President Trump recently signed a congressional resolution of disapproval, effectively repealing internet privacy rules passed by the Tom Wheeler-led Federal Communications Commission. Republican Chairman Ajit Pai said the action was the first step in returning authority and policing power over internet privacy rules from the FCC to the Federal Trade Commission.
According to Pai, the President and Congress “have appropriately invalidated one part of the Obama-era plan for regulating the internet. These flawed privacy rules, which never went into effect, were designed to benefit one group of favored companies, not online consumers.” Those rules, of course, subjected ISPs to more stringent FCC telecommunications regulation, while website providers such as Facebook and Google were not brought under the common carrier regulatory umbrella.
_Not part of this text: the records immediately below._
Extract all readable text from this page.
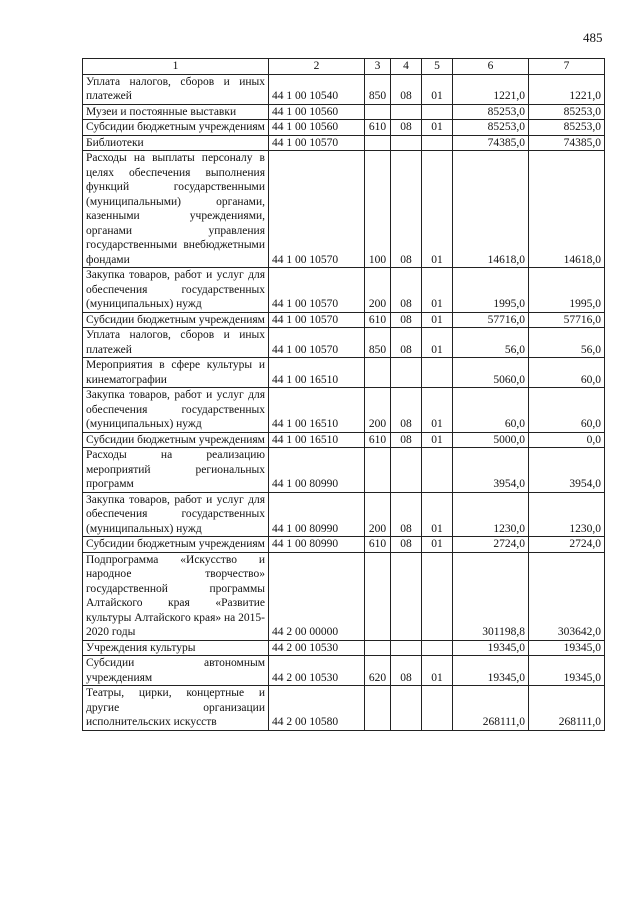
485
1	2	3	4	5	6	7
Уплата налогов, сборов и иных платежей	44 1 00 10540	850	08	01	1221,0	1221,0
Музеи и постоянные выставки	44 1 00 10560				85253,0	85253,0
Субсидии бюджетным учреждениям	44 1 00 10560	610	08	01	85253,0	85253,0
Библиотеки	44 1 00 10570				74385,0	74385,0
Расходы на выплаты персоналу в целях обеспечения выполнения функций государственными (муниципальными) органами, казенными учреждениями, органами управления государственными внебюджетными фондами	44 1 00 10570	100	08	01	14618,0	14618,0
Закупка товаров, работ и услуг для обеспечения государственных (муниципальных) нужд	44 1 00 10570	200	08	01	1995,0	1995,0
Субсидии бюджетным учреждениям	44 1 00 10570	610	08	01	57716,0	57716,0
Уплата налогов, сборов и иных платежей	44 1 00 10570	850	08	01	56,0	56,0
Мероприятия в сфере культуры и кинематографии	44 1 00 16510				5060,0	60,0
Закупка товаров, работ и услуг для обеспечения государственных (муниципальных) нужд	44 1 00 16510	200	08	01	60,0	60,0
Субсидии бюджетным учреждениям	44 1 00 16510	610	08	01	5000,0	0,0
Расходы на реализацию мероприятий региональных программ	44 1 00 80990				3954,0	3954,0
Закупка товаров, работ и услуг для обеспечения государственных (муниципальных) нужд	44 1 00 80990	200	08	01	1230,0	1230,0
Субсидии бюджетным учреждениям	44 1 00 80990	610	08	01	2724,0	2724,0
Подпрограмма «Искусство и народное творчество» государственной программы Алтайского края «Развитие культуры Алтайского края» на 2015-2020 годы	44 2 00 00000				301198,8	303642,0
Учреждения культуры	44 2 00 10530				19345,0	19345,0
Субсидии автономным учреждениям	44 2 00 10530	620	08	01	19345,0	19345,0
Театры, цирки, концертные и другие организации исполнительских искусств	44 2 00 10580				268111,0	268111,0
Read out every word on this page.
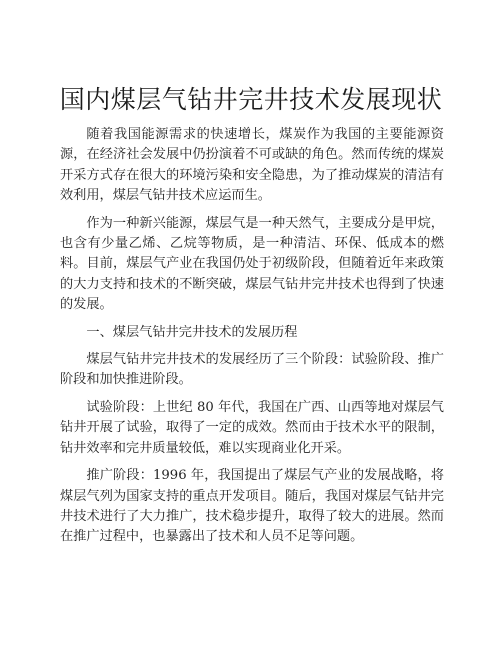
国内煤层气钻井完井技术发展现状

随着我国能源需求的快速增长，煤炭作为我国的主要能源资源，在经济社会发展中仍扮演着不可或缺的角色。然而传统的煤炭开采方式存在很大的环境污染和安全隐患，为了推动煤炭的清洁有效利用，煤层气钻井技术应运而生。

作为一种新兴能源，煤层气是一种天然气，主要成分是甲烷，也含有少量乙烯、乙烷等物质，是一种清洁、环保、低成本的燃料。目前，煤层气产业在我国仍处于初级阶段，但随着近年来政策的大力支持和技术的不断突破，煤层气钻井完井技术也得到了快速的发展。

一、煤层气钻井完井技术的发展历程

煤层气钻井完井技术的发展经历了三个阶段：试验阶段、推广阶段和加快推进阶段。

试验阶段：上世纪 80 年代，我国在广西、山西等地对煤层气钻井开展了试验，取得了一定的成效。然而由于技术水平的限制，钻井效率和完井质量较低，难以实现商业化开采。

推广阶段：1996 年，我国提出了煤层气产业的发展战略，将煤层气列为国家支持的重点开发项目。随后，我国对煤层气钻井完井技术进行了大力推广，技术稳步提升，取得了较大的进展。然而在推广过程中，也暴露出了技术和人员不足等问题。
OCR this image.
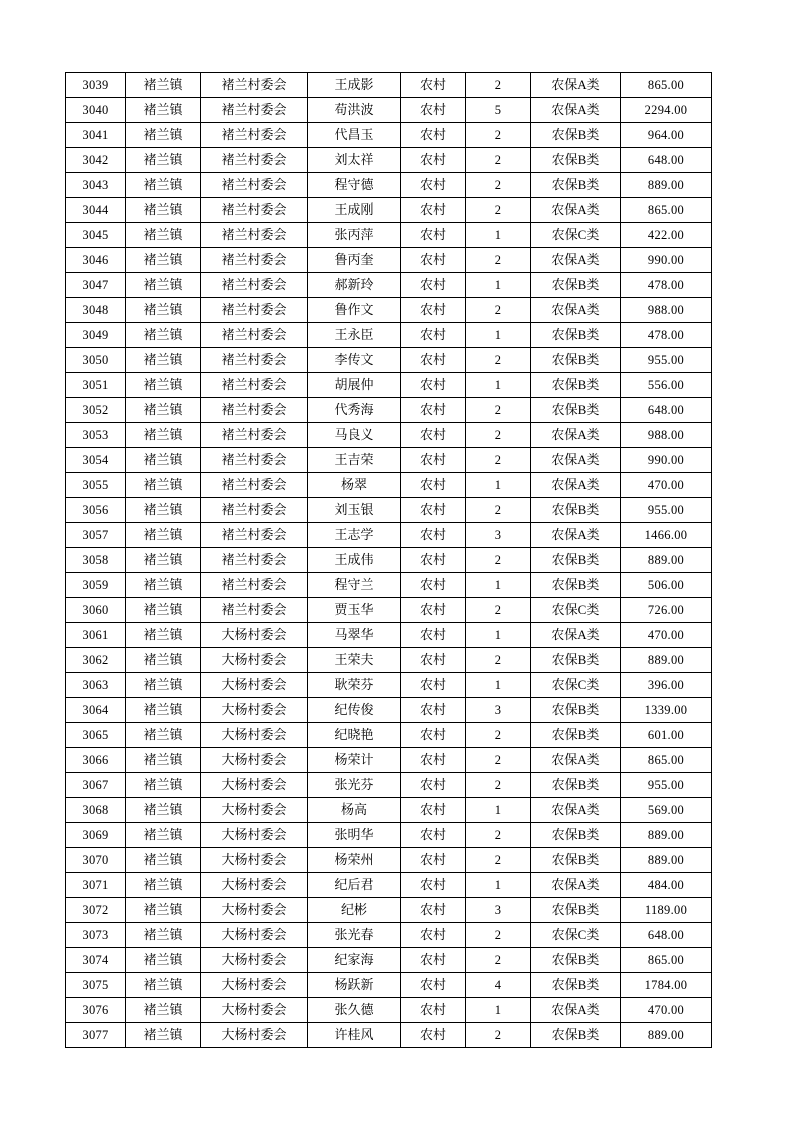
3039	褚兰镇	褚兰村委会	王成影	农村	2	农保A类	865.00
3040	褚兰镇	褚兰村委会	苟洪波	农村	5	农保A类	2294.00
3041	褚兰镇	褚兰村委会	代昌玉	农村	2	农保B类	964.00
3042	褚兰镇	褚兰村委会	刘太祥	农村	2	农保B类	648.00
3043	褚兰镇	褚兰村委会	程守德	农村	2	农保B类	889.00
3044	褚兰镇	褚兰村委会	王成刚	农村	2	农保A类	865.00
3045	褚兰镇	褚兰村委会	张丙萍	农村	1	农保C类	422.00
3046	褚兰镇	褚兰村委会	鲁丙奎	农村	2	农保A类	990.00
3047	褚兰镇	褚兰村委会	郝新玲	农村	1	农保B类	478.00
3048	褚兰镇	褚兰村委会	鲁作文	农村	2	农保A类	988.00
3049	褚兰镇	褚兰村委会	王永臣	农村	1	农保B类	478.00
3050	褚兰镇	褚兰村委会	李传文	农村	2	农保B类	955.00
3051	褚兰镇	褚兰村委会	胡展仲	农村	1	农保B类	556.00
3052	褚兰镇	褚兰村委会	代秀海	农村	2	农保B类	648.00
3053	褚兰镇	褚兰村委会	马良义	农村	2	农保A类	988.00
3054	褚兰镇	褚兰村委会	王吉荣	农村	2	农保A类	990.00
3055	褚兰镇	褚兰村委会	杨翠	农村	1	农保A类	470.00
3056	褚兰镇	褚兰村委会	刘玉银	农村	2	农保B类	955.00
3057	褚兰镇	褚兰村委会	王志学	农村	3	农保A类	1466.00
3058	褚兰镇	褚兰村委会	王成伟	农村	2	农保B类	889.00
3059	褚兰镇	褚兰村委会	程守兰	农村	1	农保B类	506.00
3060	褚兰镇	褚兰村委会	贾玉华	农村	2	农保C类	726.00
3061	褚兰镇	大杨村委会	马翠华	农村	1	农保A类	470.00
3062	褚兰镇	大杨村委会	王荣夫	农村	2	农保B类	889.00
3063	褚兰镇	大杨村委会	耿荣芬	农村	1	农保C类	396.00
3064	褚兰镇	大杨村委会	纪传俊	农村	3	农保B类	1339.00
3065	褚兰镇	大杨村委会	纪晓艳	农村	2	农保B类	601.00
3066	褚兰镇	大杨村委会	杨荣计	农村	2	农保A类	865.00
3067	褚兰镇	大杨村委会	张光芬	农村	2	农保B类	955.00
3068	褚兰镇	大杨村委会	杨高	农村	1	农保A类	569.00
3069	褚兰镇	大杨村委会	张明华	农村	2	农保B类	889.00
3070	褚兰镇	大杨村委会	杨荣州	农村	2	农保B类	889.00
3071	褚兰镇	大杨村委会	纪后君	农村	1	农保A类	484.00
3072	褚兰镇	大杨村委会	纪彬	农村	3	农保B类	1189.00
3073	褚兰镇	大杨村委会	张光春	农村	2	农保C类	648.00
3074	褚兰镇	大杨村委会	纪家海	农村	2	农保B类	865.00
3075	褚兰镇	大杨村委会	杨跃新	农村	4	农保B类	1784.00
3076	褚兰镇	大杨村委会	张久德	农村	1	农保A类	470.00
3077	褚兰镇	大杨村委会	许桂风	农村	2	农保B类	889.00
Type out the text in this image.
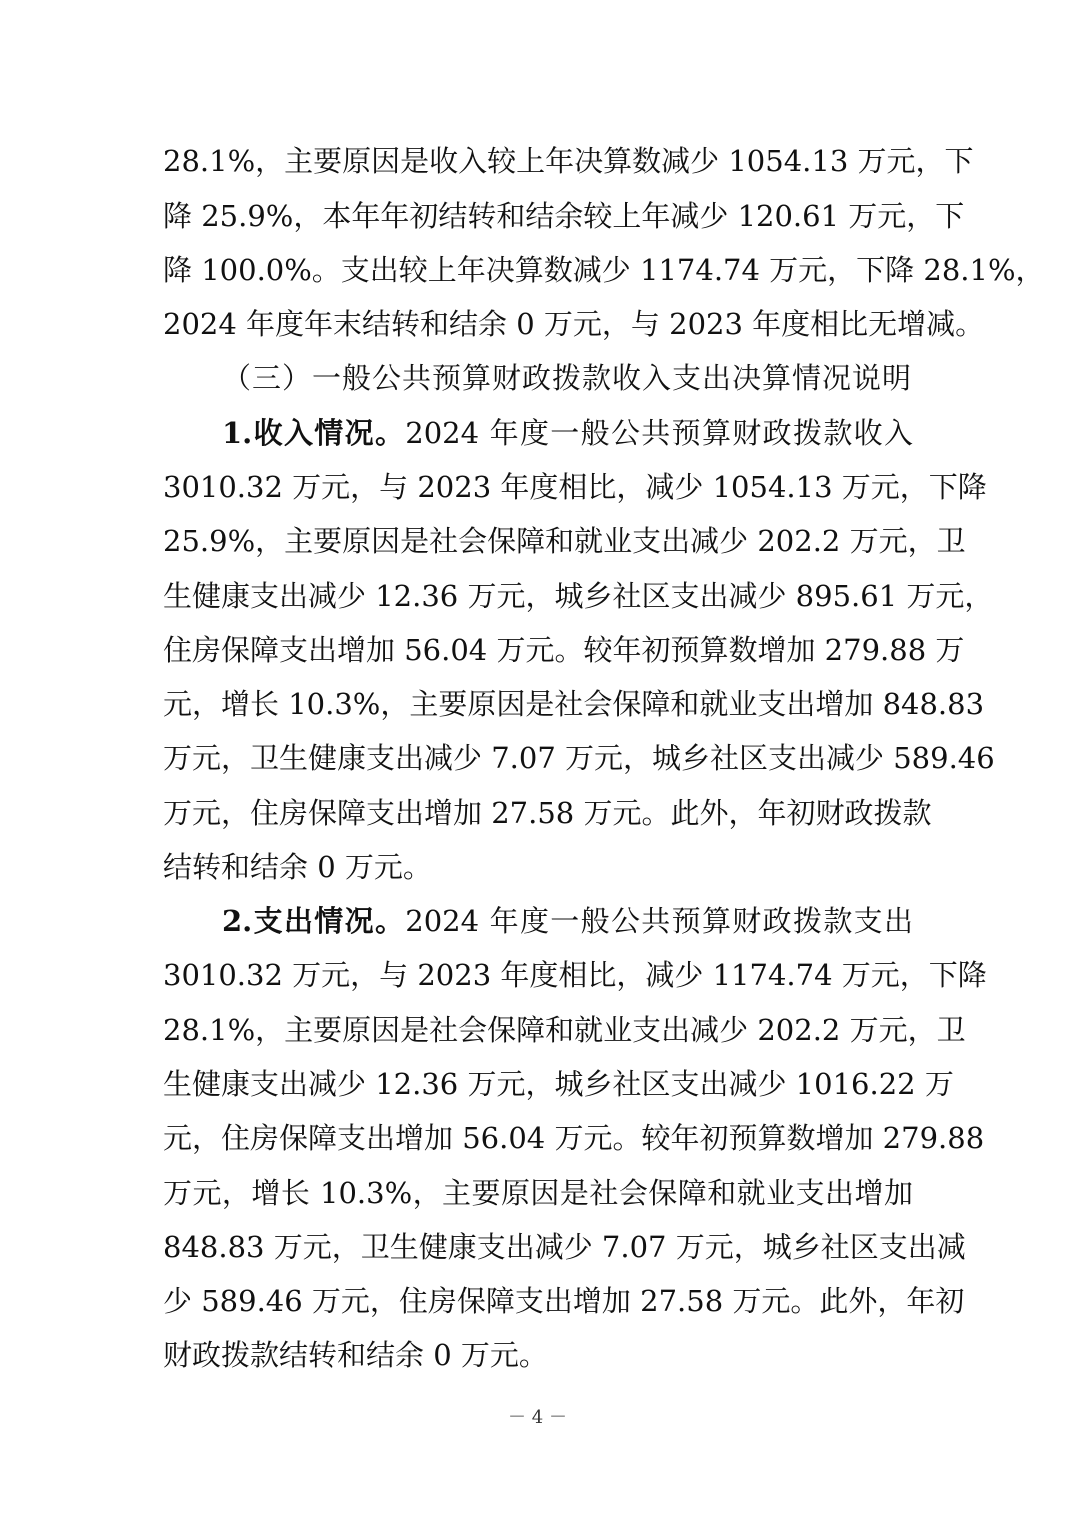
28.1%，主要原因是收入较上年决算数减少 1054.13 万元，下
降 25.9%，本年年初结转和结余较上年减少 120.61 万元，下
降 100.0%。支出较上年决算数减少 1174.74 万元，下降 28.1%，
2024 年度年末结转和结余 0 万元，与 2023 年度相比无增减。
（三）一般公共预算财政拨款收入支出决算情况说明
1.收入情况。2024 年度一般公共预算财政拨款收入
3010.32 万元，与 2023 年度相比，减少 1054.13 万元，下降
25.9%，主要原因是社会保障和就业支出减少 202.2 万元，卫
生健康支出减少 12.36 万元，城乡社区支出减少 895.61 万元，
住房保障支出增加 56.04 万元。较年初预算数增加 279.88 万
元，增长 10.3%，主要原因是社会保障和就业支出增加 848.83
万元，卫生健康支出减少 7.07 万元，城乡社区支出减少 589.46
万元，住房保障支出增加 27.58 万元。此外，年初财政拨款
结转和结余 0 万元。
2.支出情况。2024 年度一般公共预算财政拨款支出
3010.32 万元，与 2023 年度相比，减少 1174.74 万元，下降
28.1%，主要原因是社会保障和就业支出减少 202.2 万元，卫
生健康支出减少 12.36 万元，城乡社区支出减少 1016.22 万
元，住房保障支出增加 56.04 万元。较年初预算数增加 279.88
万元，增长 10.3%，主要原因是社会保障和就业支出增加
848.83 万元，卫生健康支出减少 7.07 万元，城乡社区支出减
少 589.46 万元，住房保障支出增加 27.58 万元。此外，年初
财政拨款结转和结余 0 万元。
－ 4 －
Many parties, including Republican lawmakers and regulators, ISPs, the FCC and the FTC, want to go beyond the repeal of the privacy rules. Pai stated that, “We need to put America’s most experienced and expert privacy cop back on the beat. And we need to end the uncertainty and confusion that was created in 2015 when the FCC intruded in this space.”
Fellow Republican Commissioner Michael O’Rielly concurred, calling the “parade of horribles trotted out to scare the American people about…passage (of the previous rules) completely fictitious. Hopefully, we will soon return to a universe of where thoughtful privacy protections are not overrun by shameful power grabs and blatant misrepresentations.”
FTC Chairwoman Maureen Ohlhausen is completely on board. Her joint statement with Pai said, “The FTC has a long track record of protecting consumers’ privacy and security throughout the Internet ecosystem. It did not serve consumers’ interests to abandon this longstanding, bipartisan, successful approach.”
Given the amount of negative sentiment surrounding the previously enacted net neutrality order – from so many segments of the industry – we would not be at all surprised to see future changes in more than just its internet privacy provisions.